Kent and I wrote a number of times about the "compassionate release" of the Lockerbie bomber/mass murderer, Abdelbaset Ali Mohmed al-Megrahi, by Scotish authorities. Al-Megrahi had only a few weeks to live, so we were told. As Scottish Justice Secretary Kenny MacAskill huffed in the characteristically superior style of European Higher Wisdom, "Our justice system demands that judgment be imposed but compassion be available. Our beliefs dictate that justice be served but mercy be shown."
This sounded like a bunch of baloney at the time, and I said so.

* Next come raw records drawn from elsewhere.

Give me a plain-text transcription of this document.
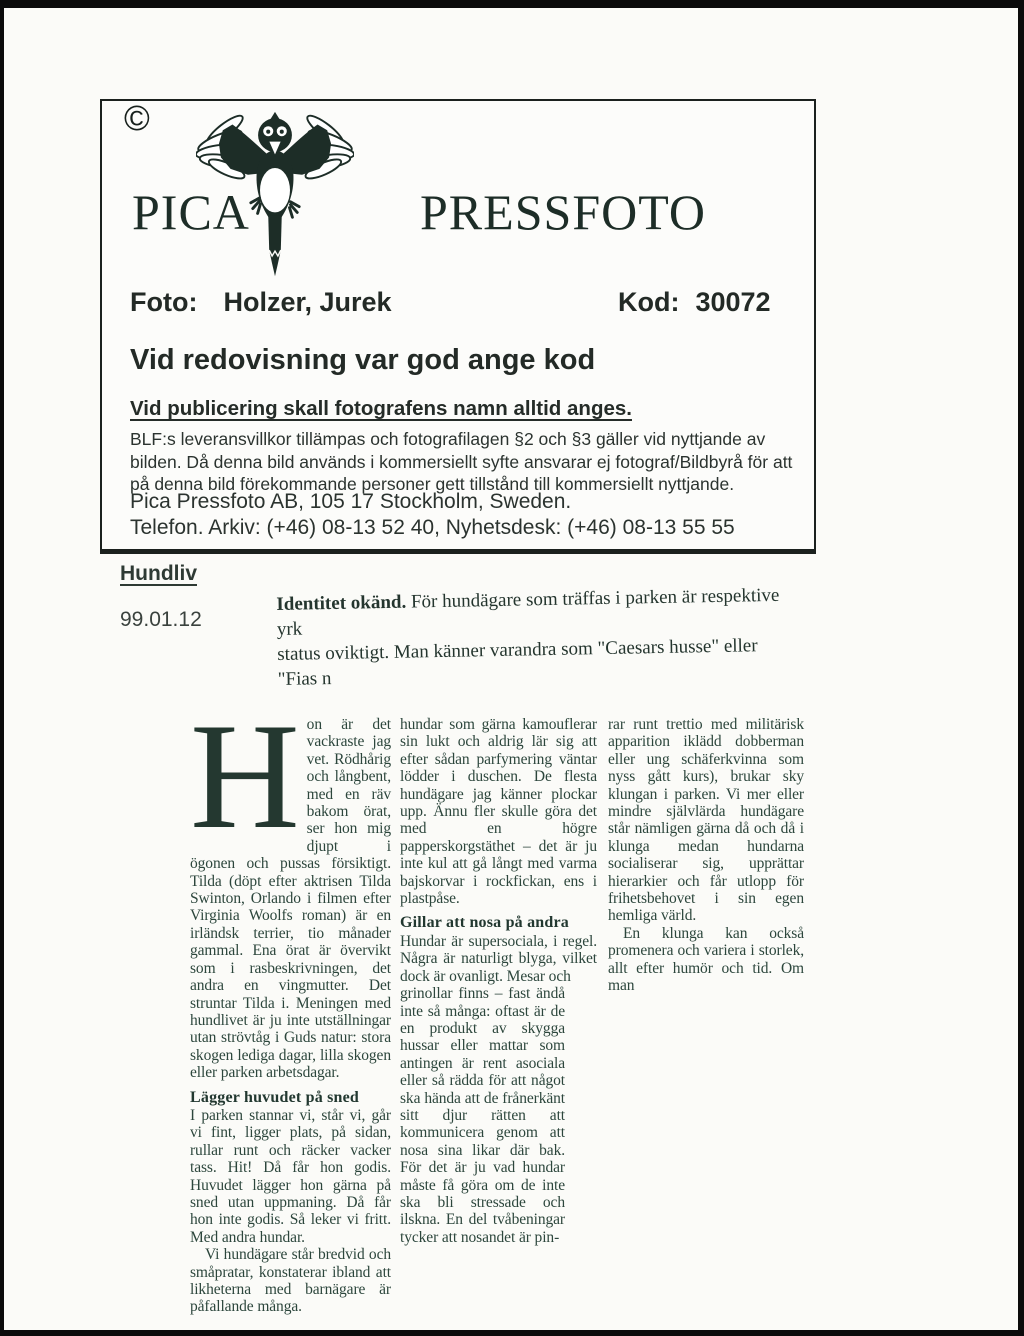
©
PICA	PRESSFOTO
Foto: Holzer, Jurek	Kod: 30072
Vid redovisning var god ange kod
Vid publicering skall fotografens namn alltid anges.
BLF:s leveransvillkor tillämpas och fotografilagen §2 och §3 gäller vid nyttjande av bilden. Då denna bild används i kommersiellt syfte ansvarar ej fotograf/Bildbyrå för att på denna bild förekommande personer gett tillstånd till kommersiellt nyttjande.
Pica Pressfoto AB, 105 17 Stockholm, Sweden.
Telefon. Arkiv: (+46) 08-13 52 40, Nyhetsdesk: (+46) 08-13 55 55
Hundliv
99.01.12
Identitet okänd. För hundägare som träffas i parken är respektive yrk
status oviktigt. Man känner varandra som "Caesars husse" eller "Fias n

Hon är det vackraste jag vet. Rödhårig och långbent, med en räv bakom örat, ser hon mig djupt i ögonen och pussas försiktigt. Tilda (döpt efter aktrisen Tilda Swinton, Orlando i filmen efter Virginia Woolfs roman) är en irländsk terrier, tio månader gammal. Ena örat är övervikt som i rasbeskrivningen, det andra en vingmutter. Det struntar Tilda i. Meningen med hundlivet är ju inte utställningar utan strövtåg i Guds natur: stora skogen lediga dagar, lilla skogen eller parken arbetsdagar.

Lägger huvudet på sned

I parken stannar vi, står vi, går vi fint, ligger plats, på sidan, rullar runt och räcker vacker tass. Hit! Då får hon godis. Huvudet lägger hon gärna på sned utan uppmaning. Då får hon inte godis. Så leker vi fritt. Med andra hundar.

Vi hundägare står bredvid och småpratar, konstaterar ibland att likheterna med barnägare är påfallande många.

hundar som gärna kamouflerar sin lukt och aldrig lär sig att efter sådan parfymering väntar lödder i duschen. De flesta hundägare jag känner plockar upp. Ännu fler skulle göra det med en högre papperskorgstäthet – det är ju inte kul att gå långt med varma bajskorvar i rockfickan, ens i plastpåse.

Gillar att nosa på andra

Hundar är supersociala, i regel. Några är naturligt blyga, vilket dock är ovanligt. Mesar och

grinollar finns – fast ändå inte så många: oftast är de en produkt av skygga hussar eller mattar som antingen är rent asociala eller så rädda för att något ska hända att de frånerkänt sitt djur rätten att kommunicera genom att nosa sina likar där bak. För det är ju vad hundar måste få göra om de inte ska bli stressade och ilskna. En del tvåbeningar tycker att nosandet är pin-

rar runt trettio med militärisk apparition iklädd dobberman eller ung schäferkvinna som nyss gått kurs), brukar sky klungan i parken. Vi mer eller mindre självlärda hundägare står nämligen gärna då och då i klunga medan hundarna socialiserar sig, upprättar hierarkier och får utlopp för frihetsbehovet i sin egen hemliga värld.

En klunga kan också promenera och variera i storlek, allt efter humör och tid. Om man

I must now confess error. It was not so much baloney as a pack of outright lies, compounded, we now find out, by international blackmail and big-time payoffs. The whole astoundingly corrupt story is covered in this Powerline entry. Its first two paragraphs read:
The most interesting news story of the morning comes from Libya, where it is claimed that Abdelbaset Ali Mohmed al-Megrahi, the Lockerbie bomber, secured his release by blackmailing Muammar Qadaffi, who in turn bribed England's Labour government to let him go:
Abdelbaset Ali Mohmed al-Megrahi allegedly threatened "revenge" on Col Gaddafi unless he was returned home to his family, prompting the dictator to spend £50,000-a-month on lobbying and legal fees in a campaign to secure the terrorist's release.
Most of the criminal defense bar's nonstop yammering about "compassion" is nowhere near as reprehensible as the Lockerbie release story; it's merely the last gasp of the guilty trying a shopworn courtroom stunt. Still, the Lockerbie tale is worth remembering the next time defense counsel starts in on you for being short on "compassion."
P.S. Al-Megrahi, the man about to kick the bucket when released, now lives as a celebrity in Libya, a year and a half after being freed.